May 25,2015 - 09:58 AM

Binay
Vice President Jejomar Binay’s tirade against the Liberal Party (LP) may have all but confirmed his break from the Aquino administration, which declared the past week that it is up to him to resign from the Cabinet.

The tirade stemmed from the arrest warrants issued on 14 aides and advisors for their failure to attend the Senate blue ribbon committee hearings despite repeated invitations.

The more than year-long inquiry into the scale of corruption allegedly committed by the vice president during his tenure as Makati City mayor, specifically in the construction of the multi-billion-peso Makati City Hall Building II, is supposed to wind down by next month.

Only someone naive would discount the obvious political motivation behind the committee hearings. Prior to that, of course, the vice president was acknowledged as the leading contender for the 2016 presidency.

But a lot has happened since then, including the latest disclosure by the Anti-Money Laundering Council that P600 million had been deposited in the accounts of Binay’s alleged dummies in a single day.

With the AMLC’s petition to the Court of Appeals to freeze all 242 accounts, joint or otherwise, of Binay, his family and his associates still pending, the pressure must be weighing heavily on the vice president enough for him to issue the combative response. Even his daughter, Makati City Rep. Abigail Binay, joined her sister and Sen. Nancy Binay in taking up the cudgels for him.

Still, the actual amounts involved, which Binay’s lawyers want to keep under wraps for reasons of confidentiality, can be both numbing and mind-boggling to Filipinos, majority of whom have to feed on scraps and leftovers scrounged from garbage cans outside fast-food outlets and whose children they send out to the streets to beg for food under their watchful eye.

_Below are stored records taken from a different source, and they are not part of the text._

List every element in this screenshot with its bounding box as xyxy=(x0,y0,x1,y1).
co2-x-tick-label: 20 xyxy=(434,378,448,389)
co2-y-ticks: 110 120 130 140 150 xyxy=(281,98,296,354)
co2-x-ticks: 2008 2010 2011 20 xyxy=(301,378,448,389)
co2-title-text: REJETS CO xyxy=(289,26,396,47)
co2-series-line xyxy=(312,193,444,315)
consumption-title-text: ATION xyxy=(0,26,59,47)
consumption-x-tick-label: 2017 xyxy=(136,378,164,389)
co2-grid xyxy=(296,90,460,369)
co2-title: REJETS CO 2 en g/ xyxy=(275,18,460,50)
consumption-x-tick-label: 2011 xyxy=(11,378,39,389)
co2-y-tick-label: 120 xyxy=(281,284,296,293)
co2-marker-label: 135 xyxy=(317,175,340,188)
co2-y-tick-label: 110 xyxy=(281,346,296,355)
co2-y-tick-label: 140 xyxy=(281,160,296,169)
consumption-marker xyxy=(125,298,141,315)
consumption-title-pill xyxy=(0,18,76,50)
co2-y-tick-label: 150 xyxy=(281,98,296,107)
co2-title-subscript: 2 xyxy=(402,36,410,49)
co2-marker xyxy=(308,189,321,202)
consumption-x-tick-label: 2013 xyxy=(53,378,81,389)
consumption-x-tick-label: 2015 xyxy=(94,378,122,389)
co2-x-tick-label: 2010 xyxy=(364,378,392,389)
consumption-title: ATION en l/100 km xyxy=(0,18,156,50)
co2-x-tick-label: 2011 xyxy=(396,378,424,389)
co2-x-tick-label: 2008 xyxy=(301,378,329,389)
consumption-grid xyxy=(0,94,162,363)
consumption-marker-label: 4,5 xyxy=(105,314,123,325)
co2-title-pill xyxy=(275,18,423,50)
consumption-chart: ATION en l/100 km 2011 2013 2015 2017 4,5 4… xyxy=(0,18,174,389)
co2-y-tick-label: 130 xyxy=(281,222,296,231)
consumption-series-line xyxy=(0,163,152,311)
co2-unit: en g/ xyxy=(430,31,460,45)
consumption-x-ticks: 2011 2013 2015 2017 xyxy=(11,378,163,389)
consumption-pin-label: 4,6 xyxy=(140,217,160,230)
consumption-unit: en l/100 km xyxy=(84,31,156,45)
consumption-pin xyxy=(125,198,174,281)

Granted that he served in public office for 30 years and, maybe even had a lucrative law practice before that, even Binay’s unchallenged tenure as perhaps Makati City’s longest-serving mayor can hardly justify the hundreds of millions, even billions of pesos that he supposedly has in his accounts.

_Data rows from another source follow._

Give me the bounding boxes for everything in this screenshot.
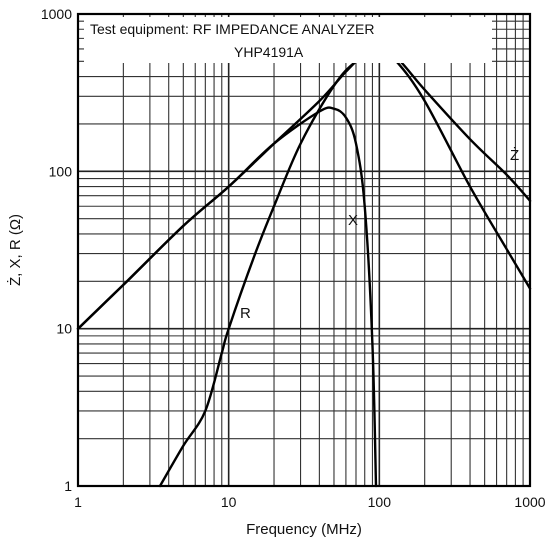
curve-z — [76, 47, 532, 330]
x-tick-labels: 1 10 100 1000 — [74, 494, 546, 510]
y-tick-label: 10 — [56, 321, 72, 337]
curves — [76, 47, 532, 488]
annotation-box — [84, 17, 492, 63]
curve-label-x: X — [348, 212, 358, 229]
y-tick-label: 1 — [64, 478, 72, 494]
x-tick-label: 100 — [368, 494, 392, 510]
y-tick-label: 1000 — [41, 6, 72, 22]
curve-label-z: Ż — [510, 146, 519, 164]
curve-x — [76, 106, 378, 488]
plot-frame — [76, 12, 532, 488]
curve-r — [158, 47, 532, 488]
x-tick-label: 1 — [74, 494, 82, 510]
x-tick-label: 1000 — [514, 494, 545, 510]
annotation-line-1: Test equipment: RF IMPEDANCE ANALYZER — [90, 21, 375, 37]
curve-label-r: R — [240, 305, 251, 322]
y-tick-labels: 1 10 100 1000 — [41, 6, 72, 494]
annotation-line-2: YHP4191A — [234, 44, 304, 60]
x-axis-title: Frequency (MHz) — [246, 521, 362, 538]
y-tick-label: 100 — [49, 163, 73, 179]
grid — [77, 14, 530, 487]
x-tick-label: 10 — [221, 494, 237, 510]
y-axis-title: Ż, X, R (Ω) — [6, 214, 24, 286]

The AMLC petition may or may not set a dangerous legal precedent in as far as bank secrecy laws are concerned, but despite Binay’s protestations of innocence, even he knows that anyone who wishes to run for president will be grilled not only in the courts of law but in the court of public opinion, of which the Senate is but one of the venues.

Unlike US boxing champ Floyd Mayweather Jr.  who danced, hugged and counter-punched his way to victory over People’s Champ Manny Pacquiao, Binay can ill-afford to dance away from the charges leveled at him.